# Anyone tested BFN on day 13, then gone on to have BFP later???



## foreverhopefull2013 (Jan 31, 2013)

Hey,

Ist cycle, tested day 13 BFN,  wondered if anyone has experienced this and  then gone on to have a BFP day 14, 15? My bloods are due on Friday 8th for testing, which will be day 15, though with getting this result this morning i am pretty deflated..   
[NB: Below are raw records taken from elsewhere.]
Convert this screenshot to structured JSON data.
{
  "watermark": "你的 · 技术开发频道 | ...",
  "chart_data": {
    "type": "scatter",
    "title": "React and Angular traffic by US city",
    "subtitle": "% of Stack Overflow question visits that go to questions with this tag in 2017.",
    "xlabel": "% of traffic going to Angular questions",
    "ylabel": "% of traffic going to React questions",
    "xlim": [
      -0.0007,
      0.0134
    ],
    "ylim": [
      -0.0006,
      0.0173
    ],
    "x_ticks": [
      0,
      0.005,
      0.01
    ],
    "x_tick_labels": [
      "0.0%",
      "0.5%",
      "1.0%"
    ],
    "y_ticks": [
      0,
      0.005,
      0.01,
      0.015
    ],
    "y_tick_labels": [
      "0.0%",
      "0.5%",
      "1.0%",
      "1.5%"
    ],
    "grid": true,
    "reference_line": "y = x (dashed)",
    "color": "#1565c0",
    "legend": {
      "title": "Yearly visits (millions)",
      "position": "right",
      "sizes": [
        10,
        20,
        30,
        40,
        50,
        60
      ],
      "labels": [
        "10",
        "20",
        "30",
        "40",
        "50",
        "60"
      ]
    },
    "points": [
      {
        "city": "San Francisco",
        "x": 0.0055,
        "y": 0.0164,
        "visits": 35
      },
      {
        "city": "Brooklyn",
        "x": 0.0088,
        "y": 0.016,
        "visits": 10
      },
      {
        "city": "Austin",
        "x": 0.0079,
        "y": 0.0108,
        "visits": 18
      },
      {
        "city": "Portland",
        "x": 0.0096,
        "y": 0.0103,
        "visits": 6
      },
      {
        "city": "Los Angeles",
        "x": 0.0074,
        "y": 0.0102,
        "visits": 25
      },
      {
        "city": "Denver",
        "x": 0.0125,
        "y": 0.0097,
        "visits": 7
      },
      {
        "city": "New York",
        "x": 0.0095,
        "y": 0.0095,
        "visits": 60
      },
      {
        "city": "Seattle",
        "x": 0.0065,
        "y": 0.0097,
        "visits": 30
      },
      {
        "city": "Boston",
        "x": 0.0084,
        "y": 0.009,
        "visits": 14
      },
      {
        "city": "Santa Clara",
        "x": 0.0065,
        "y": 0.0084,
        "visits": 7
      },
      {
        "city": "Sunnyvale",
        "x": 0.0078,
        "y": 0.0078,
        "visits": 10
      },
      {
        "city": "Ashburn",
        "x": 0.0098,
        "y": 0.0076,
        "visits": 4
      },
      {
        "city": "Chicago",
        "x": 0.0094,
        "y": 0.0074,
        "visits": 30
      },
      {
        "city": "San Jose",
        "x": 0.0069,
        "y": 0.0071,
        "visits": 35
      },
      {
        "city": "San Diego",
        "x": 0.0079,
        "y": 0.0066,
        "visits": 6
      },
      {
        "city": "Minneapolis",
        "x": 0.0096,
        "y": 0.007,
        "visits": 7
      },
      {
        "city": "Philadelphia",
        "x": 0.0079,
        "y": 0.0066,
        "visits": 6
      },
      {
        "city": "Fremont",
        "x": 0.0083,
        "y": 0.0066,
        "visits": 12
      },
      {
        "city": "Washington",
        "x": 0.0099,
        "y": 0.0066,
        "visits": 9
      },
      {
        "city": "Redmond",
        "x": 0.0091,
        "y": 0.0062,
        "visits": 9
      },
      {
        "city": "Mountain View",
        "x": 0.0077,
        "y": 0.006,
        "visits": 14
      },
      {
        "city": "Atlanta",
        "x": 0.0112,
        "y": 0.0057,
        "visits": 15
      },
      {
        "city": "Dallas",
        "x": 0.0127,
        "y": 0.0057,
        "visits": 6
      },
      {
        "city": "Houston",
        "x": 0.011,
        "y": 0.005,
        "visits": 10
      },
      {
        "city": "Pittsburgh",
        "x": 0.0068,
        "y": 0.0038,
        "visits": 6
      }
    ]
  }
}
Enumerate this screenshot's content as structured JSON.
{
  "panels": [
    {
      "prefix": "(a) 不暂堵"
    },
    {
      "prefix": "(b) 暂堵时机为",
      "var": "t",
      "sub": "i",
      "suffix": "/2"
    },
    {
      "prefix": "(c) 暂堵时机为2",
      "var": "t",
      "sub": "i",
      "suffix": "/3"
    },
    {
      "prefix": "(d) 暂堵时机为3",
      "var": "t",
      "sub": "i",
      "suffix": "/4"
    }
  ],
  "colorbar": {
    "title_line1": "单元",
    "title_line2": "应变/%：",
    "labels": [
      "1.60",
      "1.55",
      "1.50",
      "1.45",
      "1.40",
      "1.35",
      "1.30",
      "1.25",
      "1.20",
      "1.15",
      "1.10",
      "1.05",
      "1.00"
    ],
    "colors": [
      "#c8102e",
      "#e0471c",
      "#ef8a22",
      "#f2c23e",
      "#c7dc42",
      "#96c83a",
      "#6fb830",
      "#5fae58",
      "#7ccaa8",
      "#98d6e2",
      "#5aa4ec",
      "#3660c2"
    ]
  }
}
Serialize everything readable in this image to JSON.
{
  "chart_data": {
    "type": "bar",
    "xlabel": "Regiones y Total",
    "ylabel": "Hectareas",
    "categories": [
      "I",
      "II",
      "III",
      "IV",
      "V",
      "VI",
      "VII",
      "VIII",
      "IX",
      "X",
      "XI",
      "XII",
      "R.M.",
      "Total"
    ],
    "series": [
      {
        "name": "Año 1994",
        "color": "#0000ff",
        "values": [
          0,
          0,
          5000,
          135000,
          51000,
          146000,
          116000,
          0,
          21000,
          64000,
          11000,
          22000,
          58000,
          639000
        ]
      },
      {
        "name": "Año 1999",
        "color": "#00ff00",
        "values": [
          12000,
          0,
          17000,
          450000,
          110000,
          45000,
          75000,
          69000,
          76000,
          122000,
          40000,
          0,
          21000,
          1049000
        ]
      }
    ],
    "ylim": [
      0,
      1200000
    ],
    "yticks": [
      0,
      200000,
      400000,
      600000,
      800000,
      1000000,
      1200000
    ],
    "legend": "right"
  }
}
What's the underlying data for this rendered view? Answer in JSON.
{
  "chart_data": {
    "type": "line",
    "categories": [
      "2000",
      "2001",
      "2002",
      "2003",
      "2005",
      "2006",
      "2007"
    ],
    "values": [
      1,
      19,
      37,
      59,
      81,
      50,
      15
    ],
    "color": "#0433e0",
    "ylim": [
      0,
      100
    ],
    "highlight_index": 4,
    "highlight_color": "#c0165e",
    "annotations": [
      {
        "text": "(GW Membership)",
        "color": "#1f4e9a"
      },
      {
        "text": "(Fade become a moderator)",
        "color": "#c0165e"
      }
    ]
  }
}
Any thoughts would be appreciated..

x


----------



## Martha Moo (Jan 30, 2004)

Hi

I was a serial early tester on my first cycle,
My bloods with my clinic were day 14 and showed a bfp despite hpt an hour before saying bfn,
I tested with Early response on day 15 got a faint line (hcg was 109) the following day i was bfp with clearblue and strong line with First response

What hpt are you using

I said i would never test early again cue 2nd cycle i did it all over again 

Donna


----------



## Tw1nk82 (Dec 5, 2012)

Hi foreverhopefull I am feeling exactly the same. I tested today and got a bfn. I go for my bloods tomorrow and hoping there is a change around. I hope for the both of us there is a happy ending xx


----------



## foreverhopefull2013 (Jan 31, 2013)

Hi Donna,

That is very encouraging, thank you, gives me a little more hope now, i promised myself i wouldnt test early, and the minute i woke up this morning at 6.30am i was straight on it like a crazy woman!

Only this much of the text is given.